Presentata la seconda relazione sullo stato dell’Unione energetica europea col fine di segnare con più decisione la strada che tutti gli Stati membri dell’Unione europea (Ue) devono seguire per promuovere la trasformazione dell’economia da ‘fossile’ a ‘green’ e inziare la transizione verso un’economia a basse emissioni di carbonio (low carbon economy).
Situazione
L’Ue è il primo importatore di energia al mondo: importa il 53% del proprio fabbisogno con un costo di circa 400 miliardi di euro all’anno. Una rete europea dell’energia adeguatamente interconnessa potrebbe generare risparmi fino a 40 miliardi di euro l’anno per i consumatori. Ad oggi, 12 Stati membri ancora non soddisfano l’obiettivo minimo di “interconnessione energetica dell’Ue”, per cui almeno il 10% della capacità installata di produzione di elettricità deve poter “attraversare le frontiere”.
Il 75% del nostro parco immobiliare è a “bassa efficienza energetica” e il 94% per cento dei trasporti dipende dai prodotti petroliferi, di cui il 90% importati.
Solo nel periodo fino al 2020, stiamo i ricercatori europei, occorrerà investire oltre 1 000 miliardi di euro per innovare e rendere sostenibile l’intero settore energetico europeo.
Obiettivi a breve termine
Il piano generale prevede di ridurre le emissioni di gas a effetto serra almeno del 40% entro il 2030, incrementare l’energia da fonti rinnovabili almeno del 27% e migliorare l’efficienza energetica almeno del 27%.
Il Vicepresidente Maros Sefcovic, responsabile per l’Unione dell’energia, ha dichiarato: “L’Unione dell’energia non si occupa solo di energia e clima, ma intende accelerare la fondamentale modernizzazione dell’economia europea nel suo complesso, trasformandola in un’economia a bassa emissione di carbonio ed efficiente nell’uso dell’energia e delle risorse, in modo socialmente equo. La maggior parte delle proposte legislative pertinenti sono ormai in corso d’esame: il 2017 dovrebbe essere l’anno dell’attuazione. È questo il messaggio che intendo proporre agli Stati membri durante le visite del nuovo tour dedicato all’Unione dell’energia, che lancerò il 3 febbraio“.
“Non ci sono alternative. E i fatti si commentano da soli: le energie rinnovabili sono ora più competitive e talvolta più a buon mercato dei combustibili fossili, danno lavoro a oltre un milione di persone in Europa, attraggono maggiori investimenti rispetto a molti altri settori, e hanno ridotto di 16 miliardi di euro la nostra fattura per le importazioni di combustibili fossili”, ha invece commentato Miguel Arias Cañete, Commissario per l’Azione per il clima e l’Energia.

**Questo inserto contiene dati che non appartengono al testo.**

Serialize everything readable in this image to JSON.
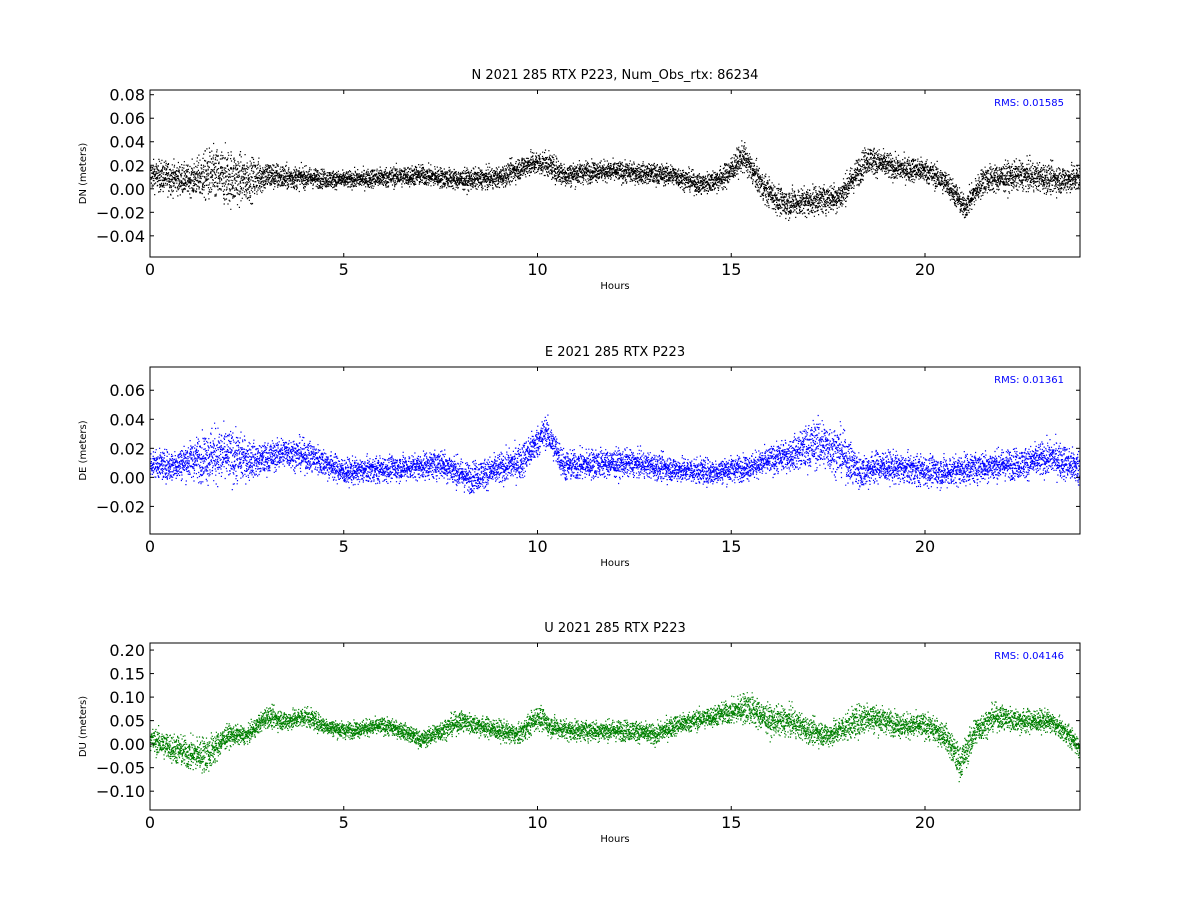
{
  "chart_data": [
    {
      "type": "scatter",
      "title": "N 2021 285 RTX  P223, Num_Obs_rtx: 86234",
      "xlabel": "Hours",
      "ylabel": "DN (meters)",
      "xlim": [
        0,
        24
      ],
      "ylim": [
        -0.058,
        0.084
      ],
      "xticks": [
        0,
        5,
        10,
        15,
        20
      ],
      "xtick_labels": [
        "0",
        "5",
        "10",
        "15",
        "20"
      ],
      "yticks": [
        -0.04,
        -0.02,
        0.0,
        0.02,
        0.04,
        0.06,
        0.08
      ],
      "ytick_labels": [
        "−0.04",
        "−0.02",
        "0.00",
        "0.02",
        "0.04",
        "0.06",
        "0.08"
      ],
      "annotation": "RMS:  0.01585",
      "annotation_color": "#0000ff",
      "grid": false,
      "series": [
        {
          "color": "#000000",
          "points": [
            [
              0.0,
              0.012,
              0.014
            ],
            [
              0.5,
              0.01,
              0.016
            ],
            [
              1.0,
              0.008,
              0.014
            ],
            [
              1.5,
              0.012,
              0.026
            ],
            [
              2.0,
              0.01,
              0.028
            ],
            [
              2.5,
              0.008,
              0.022
            ],
            [
              3.0,
              0.012,
              0.014
            ],
            [
              3.5,
              0.01,
              0.012
            ],
            [
              4.0,
              0.01,
              0.01
            ],
            [
              5.0,
              0.008,
              0.008
            ],
            [
              6.0,
              0.01,
              0.01
            ],
            [
              7.0,
              0.012,
              0.01
            ],
            [
              8.0,
              0.008,
              0.01
            ],
            [
              9.0,
              0.01,
              0.01
            ],
            [
              9.8,
              0.022,
              0.012
            ],
            [
              10.2,
              0.022,
              0.012
            ],
            [
              10.7,
              0.012,
              0.012
            ],
            [
              11.5,
              0.016,
              0.01
            ],
            [
              12.5,
              0.014,
              0.01
            ],
            [
              13.5,
              0.012,
              0.01
            ],
            [
              14.2,
              0.004,
              0.01
            ],
            [
              14.8,
              0.01,
              0.012
            ],
            [
              15.3,
              0.028,
              0.014
            ],
            [
              15.8,
              0.002,
              0.014
            ],
            [
              16.3,
              -0.012,
              0.014
            ],
            [
              17.0,
              -0.01,
              0.014
            ],
            [
              17.8,
              -0.006,
              0.014
            ],
            [
              18.5,
              0.026,
              0.014
            ],
            [
              19.2,
              0.018,
              0.012
            ],
            [
              20.0,
              0.016,
              0.012
            ],
            [
              20.6,
              0.004,
              0.012
            ],
            [
              21.0,
              -0.016,
              0.012
            ],
            [
              21.5,
              0.008,
              0.014
            ],
            [
              22.5,
              0.012,
              0.014
            ],
            [
              23.5,
              0.008,
              0.014
            ],
            [
              24.0,
              0.01,
              0.014
            ]
          ]
        }
      ]
    },
    {
      "type": "scatter",
      "title": "E 2021 285 RTX  P223",
      "xlabel": "Hours",
      "ylabel": "DE (meters)",
      "xlim": [
        0,
        24
      ],
      "ylim": [
        -0.039,
        0.076
      ],
      "xticks": [
        0,
        5,
        10,
        15,
        20
      ],
      "xtick_labels": [
        "0",
        "5",
        "10",
        "15",
        "20"
      ],
      "yticks": [
        -0.02,
        0.0,
        0.02,
        0.04,
        0.06
      ],
      "ytick_labels": [
        "−0.02",
        "0.00",
        "0.02",
        "0.04",
        "0.06"
      ],
      "annotation": "RMS:  0.01361",
      "annotation_color": "#0000ff",
      "grid": false,
      "series": [
        {
          "color": "#0000ff",
          "points": [
            [
              0.0,
              0.01,
              0.01
            ],
            [
              0.5,
              0.008,
              0.012
            ],
            [
              1.0,
              0.012,
              0.014
            ],
            [
              1.6,
              0.016,
              0.022
            ],
            [
              2.2,
              0.014,
              0.02
            ],
            [
              2.8,
              0.012,
              0.012
            ],
            [
              3.5,
              0.018,
              0.012
            ],
            [
              4.2,
              0.014,
              0.012
            ],
            [
              5.0,
              0.004,
              0.01
            ],
            [
              6.0,
              0.006,
              0.01
            ],
            [
              7.0,
              0.008,
              0.01
            ],
            [
              7.5,
              0.01,
              0.012
            ],
            [
              8.2,
              0.0,
              0.012
            ],
            [
              9.0,
              0.006,
              0.012
            ],
            [
              9.6,
              0.012,
              0.014
            ],
            [
              10.2,
              0.032,
              0.012
            ],
            [
              10.7,
              0.008,
              0.012
            ],
            [
              11.5,
              0.01,
              0.012
            ],
            [
              12.5,
              0.01,
              0.01
            ],
            [
              13.5,
              0.006,
              0.01
            ],
            [
              14.5,
              0.004,
              0.01
            ],
            [
              15.5,
              0.008,
              0.01
            ],
            [
              16.5,
              0.016,
              0.012
            ],
            [
              17.2,
              0.024,
              0.02
            ],
            [
              17.8,
              0.018,
              0.018
            ],
            [
              18.3,
              0.004,
              0.014
            ],
            [
              18.8,
              0.008,
              0.012
            ],
            [
              19.5,
              0.006,
              0.012
            ],
            [
              20.5,
              0.004,
              0.012
            ],
            [
              21.5,
              0.008,
              0.012
            ],
            [
              22.5,
              0.01,
              0.012
            ],
            [
              23.3,
              0.014,
              0.014
            ],
            [
              24.0,
              0.006,
              0.014
            ]
          ]
        }
      ]
    },
    {
      "type": "scatter",
      "title": "U 2021 285 RTX  P223",
      "xlabel": "Hours",
      "ylabel": "DU (meters)",
      "xlim": [
        0,
        24
      ],
      "ylim": [
        -0.14,
        0.215
      ],
      "xticks": [
        0,
        5,
        10,
        15,
        20
      ],
      "xtick_labels": [
        "0",
        "5",
        "10",
        "15",
        "20"
      ],
      "yticks": [
        -0.1,
        -0.05,
        0.0,
        0.05,
        0.1,
        0.15,
        0.2
      ],
      "ytick_labels": [
        "−0.10",
        "−0.05",
        "0.00",
        "0.05",
        "0.10",
        "0.15",
        "0.20"
      ],
      "annotation": "RMS:  0.04146",
      "annotation_color": "#0000ff",
      "grid": false,
      "series": [
        {
          "color": "#008000",
          "points": [
            [
              0.0,
              0.01,
              0.03
            ],
            [
              0.5,
              -0.005,
              0.035
            ],
            [
              1.0,
              -0.02,
              0.04
            ],
            [
              1.5,
              -0.02,
              0.045
            ],
            [
              2.0,
              0.02,
              0.025
            ],
            [
              2.5,
              0.02,
              0.02
            ],
            [
              3.0,
              0.06,
              0.025
            ],
            [
              3.5,
              0.05,
              0.025
            ],
            [
              4.0,
              0.06,
              0.025
            ],
            [
              4.5,
              0.04,
              0.02
            ],
            [
              5.0,
              0.03,
              0.02
            ],
            [
              5.5,
              0.035,
              0.02
            ],
            [
              6.0,
              0.04,
              0.02
            ],
            [
              6.5,
              0.03,
              0.02
            ],
            [
              7.0,
              0.01,
              0.02
            ],
            [
              7.5,
              0.03,
              0.025
            ],
            [
              8.0,
              0.05,
              0.025
            ],
            [
              8.5,
              0.04,
              0.025
            ],
            [
              9.0,
              0.03,
              0.025
            ],
            [
              9.5,
              0.02,
              0.025
            ],
            [
              10.0,
              0.06,
              0.03
            ],
            [
              10.3,
              0.04,
              0.025
            ],
            [
              10.8,
              0.03,
              0.025
            ],
            [
              11.5,
              0.03,
              0.025
            ],
            [
              12.5,
              0.03,
              0.025
            ],
            [
              13.0,
              0.02,
              0.025
            ],
            [
              13.5,
              0.04,
              0.025
            ],
            [
              14.0,
              0.05,
              0.025
            ],
            [
              14.5,
              0.06,
              0.025
            ],
            [
              15.0,
              0.07,
              0.03
            ],
            [
              15.4,
              0.08,
              0.04
            ],
            [
              16.0,
              0.05,
              0.035
            ],
            [
              16.5,
              0.05,
              0.035
            ],
            [
              17.0,
              0.03,
              0.03
            ],
            [
              17.5,
              0.02,
              0.03
            ],
            [
              18.0,
              0.04,
              0.035
            ],
            [
              18.5,
              0.06,
              0.04
            ],
            [
              19.0,
              0.05,
              0.03
            ],
            [
              19.5,
              0.04,
              0.03
            ],
            [
              20.0,
              0.04,
              0.03
            ],
            [
              20.5,
              0.02,
              0.03
            ],
            [
              20.9,
              -0.04,
              0.04
            ],
            [
              21.3,
              0.03,
              0.035
            ],
            [
              21.8,
              0.06,
              0.03
            ],
            [
              22.5,
              0.05,
              0.03
            ],
            [
              23.2,
              0.05,
              0.025
            ],
            [
              23.7,
              0.02,
              0.025
            ],
            [
              24.0,
              -0.01,
              0.025
            ]
          ]
        }
      ]
    }
  ]
}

L’Ue ha già raggiunto l’obiettivo fissato al 2020 per quanto riguarda il consumo di energia finale. Lo stesso vale per le emissioni di gas a effetto serra: nel 2015 erano del 22% inferiori ai livelli del 1990. Siamo inoltre sulla buona strada anche nel settore delle fonti energetiche rinnovabili, dove – in base ai dati del 2014 – la quota di energie rinnovabili ha raggiunto il 16% del consumo lordo di energia finale dell’Unione.
Un’altra importante tendenza consiste nel fatto che l’Ue continua a dissociare con successo la crescita economica dalle emissioni di gas a effetto serra. Nel periodo 1990-2015, il prodotto interno lordo (PIL) combinato degli Stati membri dell’UE è aumentato del 50%, mentre le emissioni sono diminuite del 22%.
Bruxelles ha inoltre deciso di concentrarsi con più attenzione sulla diplomazia energetica, prefiggendosi di incrementare la sicurezza dell’approvvigionamento energetico, di far crescere le esportazioni di tecnologie europee a bassa intensità di carbonio e di potenziare la competitività industriale europea.
Nel 2016, la Commissione ha presentato inoltre una strategia europea per la mobilità a basse emissioni caratterizzata da un obiettivo ambizioso e chiaro: entro la metà del secolo le emissioni di gas a effetto serra provenienti dai trasporti dovranno essere inferiori di almeno il 60% rispetto al 1990 ed essere instradate saldamente su un percorso di avvicinamento allo zero, allo stesso tempo “assicurando costantemente sia le esigenze di mobilità dei cittadini e delle merci, sia la connettività globale”.